Let $(X,\mathcal{A},\mu)$ be a a measure space, and $f$ and $g$ two measurable functions. Now if $f$ and $g$ are nonnegative and $f\leq g$, it can be easily seen that $\int f\,d\mu\leq \int g\,d\mu$, where the possibility of either side being $\infty$ is allowed.
But if $f$ and $g$ are NOT nonnegative, is it still true? It is of course true if they are in $L^1$ but if we are not sure they are in $L^1$ is it true? What if we know nothing about $f$ (besides being measurable) but do know that $g$ is nonnegative or that $g\in L^1$, can we still say $\int f\,du\leq\int g\,d\mu$?
Any feedback will be welcome and appreciated, thanks in advance
We can say that $\int (g-f)\,d\mu\ge 0$. But to state the inequality with two integrals, we must first define what $\int f\,d\mu$ means when $f$ is not an $L^1$ function. Usually, one introduces $f^+=\max(f,0)$ and $f^-=\max(-f,0)$, so that both $f^+,f^-$ are nonnegative and $f=f^+-f^-$. Then if at least one of these two functions is in $L^1$, the right hand side of $$\int f\,d\mu = \int f^+\,d\mu-\int f^-\,d\mu$$ makes sense and serves as the definition of the left hand side. If both are infinite, we give up: no way to assign a meaning to $\infty-\infty$.

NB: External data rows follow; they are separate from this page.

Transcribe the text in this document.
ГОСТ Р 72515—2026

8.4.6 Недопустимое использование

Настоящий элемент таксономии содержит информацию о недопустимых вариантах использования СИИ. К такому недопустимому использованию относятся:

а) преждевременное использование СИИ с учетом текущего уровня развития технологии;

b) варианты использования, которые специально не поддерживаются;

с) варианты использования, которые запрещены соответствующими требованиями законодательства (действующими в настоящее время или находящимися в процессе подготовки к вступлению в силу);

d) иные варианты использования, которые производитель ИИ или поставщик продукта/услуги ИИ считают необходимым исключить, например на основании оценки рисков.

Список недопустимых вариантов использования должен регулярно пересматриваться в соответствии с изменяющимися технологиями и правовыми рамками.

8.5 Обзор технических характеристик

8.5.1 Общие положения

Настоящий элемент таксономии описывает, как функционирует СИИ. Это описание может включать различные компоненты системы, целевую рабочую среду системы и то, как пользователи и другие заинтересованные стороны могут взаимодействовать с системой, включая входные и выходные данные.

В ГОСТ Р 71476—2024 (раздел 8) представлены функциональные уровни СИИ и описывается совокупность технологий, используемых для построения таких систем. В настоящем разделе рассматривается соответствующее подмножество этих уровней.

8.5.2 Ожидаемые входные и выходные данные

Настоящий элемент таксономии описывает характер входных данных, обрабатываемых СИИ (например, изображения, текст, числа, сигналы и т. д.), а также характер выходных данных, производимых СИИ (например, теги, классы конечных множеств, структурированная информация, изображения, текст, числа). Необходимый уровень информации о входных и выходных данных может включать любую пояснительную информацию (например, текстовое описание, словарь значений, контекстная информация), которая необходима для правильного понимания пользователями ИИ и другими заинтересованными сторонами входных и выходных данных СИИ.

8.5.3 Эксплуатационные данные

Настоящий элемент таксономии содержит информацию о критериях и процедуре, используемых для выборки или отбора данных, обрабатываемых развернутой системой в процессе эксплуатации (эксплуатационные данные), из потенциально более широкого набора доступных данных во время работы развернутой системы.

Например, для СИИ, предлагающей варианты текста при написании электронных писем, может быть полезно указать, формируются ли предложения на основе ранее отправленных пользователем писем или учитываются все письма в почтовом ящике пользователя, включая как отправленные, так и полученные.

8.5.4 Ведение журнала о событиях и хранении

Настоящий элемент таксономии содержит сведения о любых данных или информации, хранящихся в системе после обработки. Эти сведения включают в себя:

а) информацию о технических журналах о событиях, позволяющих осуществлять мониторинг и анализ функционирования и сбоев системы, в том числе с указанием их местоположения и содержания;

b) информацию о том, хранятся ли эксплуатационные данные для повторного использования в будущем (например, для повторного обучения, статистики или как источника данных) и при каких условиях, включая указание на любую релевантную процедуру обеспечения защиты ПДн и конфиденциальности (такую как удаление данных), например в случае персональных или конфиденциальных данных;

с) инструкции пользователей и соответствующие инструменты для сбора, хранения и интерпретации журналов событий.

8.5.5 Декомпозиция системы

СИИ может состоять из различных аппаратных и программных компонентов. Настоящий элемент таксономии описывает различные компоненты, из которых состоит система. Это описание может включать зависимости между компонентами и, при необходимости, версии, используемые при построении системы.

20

If both $\int f\,d\mu$ and $\int g\,d\mu$ are defined, the inequality holds. Indeed, $f\le g$ implies $f^+\le g^+$ and $f^-\ge g^-$. These are nonnegative, so we have
$$\int f^+\,d\mu \le \int g^+\,d\mu,\qquad \int f^-\,d\mu \ge \int g^-\,d\mu$$ It remains to subtract the inequalities: no $\infty-\infty$ appears.